Mitsubishi’s new CEO, Keisuke Kishiura, less than two weeks into the job, all but confirmed at the Automobile Council 2026 forum in Chiba, Japan, that a reborn Pajero is launching this year. He stopped just short of saying the name out loud, calling it a “new cross-country SUV” in the same breath he praised the Pajero’s legacy. Nobody in the room needed a decoder ring.
The timing is not subtle. Mitsubishi is bleeding relevance. Sales are declining, its lineup feels like an afterthought in most markets, and the brand identity has drifted so far from its rally-bred roots that most American buyers couldn’t name a single Mitsubishi model beyond the Outlander.
Bringing back the Pajero nameplate — or Montero, as it was known stateside — is a calculated grab at the one thing Mitsubishi still owns in the public imagination: rugged off-road credibility.
“The Pajero has been cherished by customers around the world,” Kishiura told Automotive News, citing its ability to tackle any weather or road surface. That’s the corporate version of planting a flag.

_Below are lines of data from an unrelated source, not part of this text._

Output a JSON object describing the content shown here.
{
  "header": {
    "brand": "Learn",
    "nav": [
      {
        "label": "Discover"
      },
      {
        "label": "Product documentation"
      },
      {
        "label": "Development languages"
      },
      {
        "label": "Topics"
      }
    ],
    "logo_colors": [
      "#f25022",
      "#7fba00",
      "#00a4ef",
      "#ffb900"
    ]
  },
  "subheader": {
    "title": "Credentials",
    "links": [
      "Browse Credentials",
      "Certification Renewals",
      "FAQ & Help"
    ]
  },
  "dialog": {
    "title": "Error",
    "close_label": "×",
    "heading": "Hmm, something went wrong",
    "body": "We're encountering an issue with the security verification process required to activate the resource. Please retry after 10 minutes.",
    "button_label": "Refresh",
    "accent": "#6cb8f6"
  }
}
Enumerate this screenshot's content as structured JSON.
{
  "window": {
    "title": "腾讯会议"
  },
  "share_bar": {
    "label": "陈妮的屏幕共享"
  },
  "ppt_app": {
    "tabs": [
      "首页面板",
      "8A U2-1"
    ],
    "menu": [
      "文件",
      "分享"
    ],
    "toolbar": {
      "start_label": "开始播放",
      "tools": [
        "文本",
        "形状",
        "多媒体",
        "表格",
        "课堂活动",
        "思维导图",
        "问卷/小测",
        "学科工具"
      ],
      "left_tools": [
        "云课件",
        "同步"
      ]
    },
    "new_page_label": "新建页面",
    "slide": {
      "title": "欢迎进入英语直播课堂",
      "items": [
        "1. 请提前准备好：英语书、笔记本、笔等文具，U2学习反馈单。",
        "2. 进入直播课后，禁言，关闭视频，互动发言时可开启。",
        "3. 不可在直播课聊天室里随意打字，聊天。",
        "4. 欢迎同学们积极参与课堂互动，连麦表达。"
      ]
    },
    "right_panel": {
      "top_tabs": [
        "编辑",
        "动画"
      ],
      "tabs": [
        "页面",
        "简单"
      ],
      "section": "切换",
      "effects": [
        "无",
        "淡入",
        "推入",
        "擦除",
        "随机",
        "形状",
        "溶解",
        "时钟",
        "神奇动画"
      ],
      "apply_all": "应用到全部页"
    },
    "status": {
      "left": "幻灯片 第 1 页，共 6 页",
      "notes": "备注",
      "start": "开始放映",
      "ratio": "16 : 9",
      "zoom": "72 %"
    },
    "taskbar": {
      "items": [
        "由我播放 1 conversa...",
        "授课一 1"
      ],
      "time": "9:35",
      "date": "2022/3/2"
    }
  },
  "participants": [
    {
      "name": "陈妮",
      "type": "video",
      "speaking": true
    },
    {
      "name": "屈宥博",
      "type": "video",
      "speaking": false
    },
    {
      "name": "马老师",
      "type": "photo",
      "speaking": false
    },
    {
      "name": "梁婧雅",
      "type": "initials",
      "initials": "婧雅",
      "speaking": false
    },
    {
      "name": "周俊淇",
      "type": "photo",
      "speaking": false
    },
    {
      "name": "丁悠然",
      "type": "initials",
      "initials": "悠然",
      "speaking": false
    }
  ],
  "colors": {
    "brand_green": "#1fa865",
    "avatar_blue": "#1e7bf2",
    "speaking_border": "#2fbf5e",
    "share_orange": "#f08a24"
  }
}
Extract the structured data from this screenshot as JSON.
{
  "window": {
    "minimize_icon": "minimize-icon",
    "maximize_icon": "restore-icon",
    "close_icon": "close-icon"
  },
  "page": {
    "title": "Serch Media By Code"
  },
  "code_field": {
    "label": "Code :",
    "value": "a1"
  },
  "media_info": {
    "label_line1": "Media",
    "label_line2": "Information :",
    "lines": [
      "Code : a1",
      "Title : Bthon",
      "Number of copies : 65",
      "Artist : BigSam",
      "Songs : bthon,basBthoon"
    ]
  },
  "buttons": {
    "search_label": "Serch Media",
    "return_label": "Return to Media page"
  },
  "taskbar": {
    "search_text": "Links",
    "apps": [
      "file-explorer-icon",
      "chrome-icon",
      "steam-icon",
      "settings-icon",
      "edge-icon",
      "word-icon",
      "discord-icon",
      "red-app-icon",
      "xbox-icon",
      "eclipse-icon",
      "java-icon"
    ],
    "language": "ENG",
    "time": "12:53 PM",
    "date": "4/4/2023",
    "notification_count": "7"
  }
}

But here’s the rub. This isn’t a clean-sheet, body-on-frame beast built to slug it out with the Toyota LandCruiser Prado and Ford Everest on equal terms. According to Australian registration documents and reporting by Drive, the new Pajero will be built in Thailand on a Triton-based ladder-frame chassis. It is effectively the successor to the Pajero Sport, not the legendary full-size Pajero that won the Dakar Rally twelve times.
That distinction matters enormously. The original Pajero was a monocoque off-roader with genuine mechanical sophistication. What’s coming is a ute-based wagon wearing a famous name. Mitsubishi appears to be dropping the “Sport” suffix to trade on the full weight of the Pajero badge without delivering the full weight of the Pajero engineering.
Under the hood, expect the Triton’s 2.4-litre bi-turbo diesel making around 150 kilowatts and 470 Newton-metres, possibly paired with a 48-volt mild-hybrid system. A plug-in hybrid variant could follow later in the lifecycle. Braked towing should hit 3.5 tonnes, matching the Prado and Everest, and Mitsubishi’s Super Select II four-wheel-drive system is expected to carry over.
Spy shots dating back to mid-2025 show a boxy prototype with vertical tail lamps and T-shaped headlights that echo the Southeast Asian-market Destinator. It will be visually distinct from the Triton, which is smart — the current Pajero Sport looks like a pickup that forgot its bed. Size should grow meaningfully, closing the gap to the Prado and Everest, though it won’t approach the bulk of the new Nissan Patrol.
Notably, Nissan denied Mitsubishi access to the Patrol platform despite their alliance ties. That tells you something about how the partnership’s power dynamics actually work.

The North American question hangs over everything. Mitsubishi filed a U.S. trademark for the Montero name in 2024. At last October’s Japan Mobility Show, Mitsubishi fellow Kaoru Sawse said the company was “still looking into” North America as a potential market, adding that “nothing has been decided yet.”
The Montero hasn’t been sold in the U.S. since the 2006 model year — two full decades ago. A generation of American buyers has no memory of it.
Selling it here would require Mitsubishi’s tiny U.S. dealer network to convince crossover shoppers that a diesel-powered, ladder-frame SUV from a brand they associate with rental-fleet Mirages is worth $45,000-plus. That’s a steep ask when the Ford Everest isn’t even sold here and the segment is already crowded with the Prado-based Lexus GX, Jeep Wrangler, and Toyota 4Runner.
Mitsubishi desperately needs a halo vehicle, something to remind people it once built machines that conquered deserts. Whether a rebadged Pajero Sport can carry that weight — or whether it just borrows glory from a name it hasn’t earned — is the real test Kishiura faces. The nameplate alone won’t save a brand. The truck has to.